Podarge exclaimed when she saw the horn but made no hostile move. Wolff lifted the horn to his lips and hoped he could remember the correct sequence of notes. Much had come back to him since he had talked with Vannax; much was yet lost.

He had just placed the mouthpiece to his lips when a voice roared out. It seemed to come from ceiling and walls and floor, from everywhere. It spoke in the language of the Lords, for which Wolff was glad. Podarge would not know the tongue.

“Jadawin! I did not recognize you until I saw you with the horn! I thought you looked familiar-I should have known. But it’s been such a long time! How long?”

“It’s been many centuries, or millenia, depending upon the time scale. So, we two old enemies face each other again. But this time you have no way out. You will die as Vannax died.”

“How so?” roared Arwoor’s voice.

“I will cause the walls of your seemingly impregnable fortress to melt. You will either stay inside and roast or come out and die another way. I don’t think you’ll stay in.”

Suddenly he was seized with a concern and a sense of injustice. If Podarge should kill Arwoor, she would not be killing the man who was responsible for her present state. It did not matter that Arwoor would have done the same thing if he had been the Lord of this world at that time.

On the other hand, he, Wolff, was not to blame, either. He was not the lord Jadawin who had constructed this universe and then manipulated it so foully for so many of its creatures and abducted Terrestrials. The attack of amnesia had been complete; it had wiped all of Jadawin from him and made him a blank page. Out of the blankness had emerged a new man, Wolff, one incapable of acting like Jadawin or any of the other lords.

And he was still Wolff, except that he remembered what he had been. The thought made him sick and contrite and eager to make amends as best he could. Was this the way to start, by allowing Arwoor to die horribly for a crime he had not committed?”

“Jadawin!” boomed Arwoor. “You may think you have won this move! But I have topped you again! I have one more coin to put on the table, and its value is far more than what your horn will do to me!”

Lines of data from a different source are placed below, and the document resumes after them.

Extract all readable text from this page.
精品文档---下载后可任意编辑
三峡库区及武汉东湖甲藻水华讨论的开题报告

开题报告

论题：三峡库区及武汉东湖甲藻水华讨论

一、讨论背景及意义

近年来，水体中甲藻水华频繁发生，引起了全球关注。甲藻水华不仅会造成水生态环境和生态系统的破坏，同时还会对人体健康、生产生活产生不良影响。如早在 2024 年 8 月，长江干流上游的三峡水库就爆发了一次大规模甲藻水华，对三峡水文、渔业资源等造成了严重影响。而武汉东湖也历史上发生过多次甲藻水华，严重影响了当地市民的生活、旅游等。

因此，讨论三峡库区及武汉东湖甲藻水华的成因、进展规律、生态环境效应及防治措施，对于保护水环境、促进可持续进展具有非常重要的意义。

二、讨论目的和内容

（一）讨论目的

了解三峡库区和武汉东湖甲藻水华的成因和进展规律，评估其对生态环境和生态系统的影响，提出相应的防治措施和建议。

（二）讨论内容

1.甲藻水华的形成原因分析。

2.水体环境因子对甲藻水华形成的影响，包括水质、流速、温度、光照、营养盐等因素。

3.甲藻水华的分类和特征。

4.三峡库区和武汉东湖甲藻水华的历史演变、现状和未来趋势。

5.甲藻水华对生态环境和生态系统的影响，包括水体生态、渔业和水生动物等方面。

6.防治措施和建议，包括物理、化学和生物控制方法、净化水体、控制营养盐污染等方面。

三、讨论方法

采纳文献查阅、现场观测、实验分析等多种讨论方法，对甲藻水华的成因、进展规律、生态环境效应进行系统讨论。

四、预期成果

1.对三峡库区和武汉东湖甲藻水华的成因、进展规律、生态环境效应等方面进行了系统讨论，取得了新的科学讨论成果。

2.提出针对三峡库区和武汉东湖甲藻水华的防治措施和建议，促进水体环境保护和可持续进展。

“And what is that?” Wolff asked. He had a black feeling that Arwoor was not bluffing.

“I’ve planted one of the bombs I brought with me when I was dispossessed of Chiffaenir. It’s under the palace, and when I so desire, it will go off and blow the whole top of this monolith off. It’s true I’ll die, too, but I’ll take my old enemy with me! And your woman and friends will die, too! Think of them!”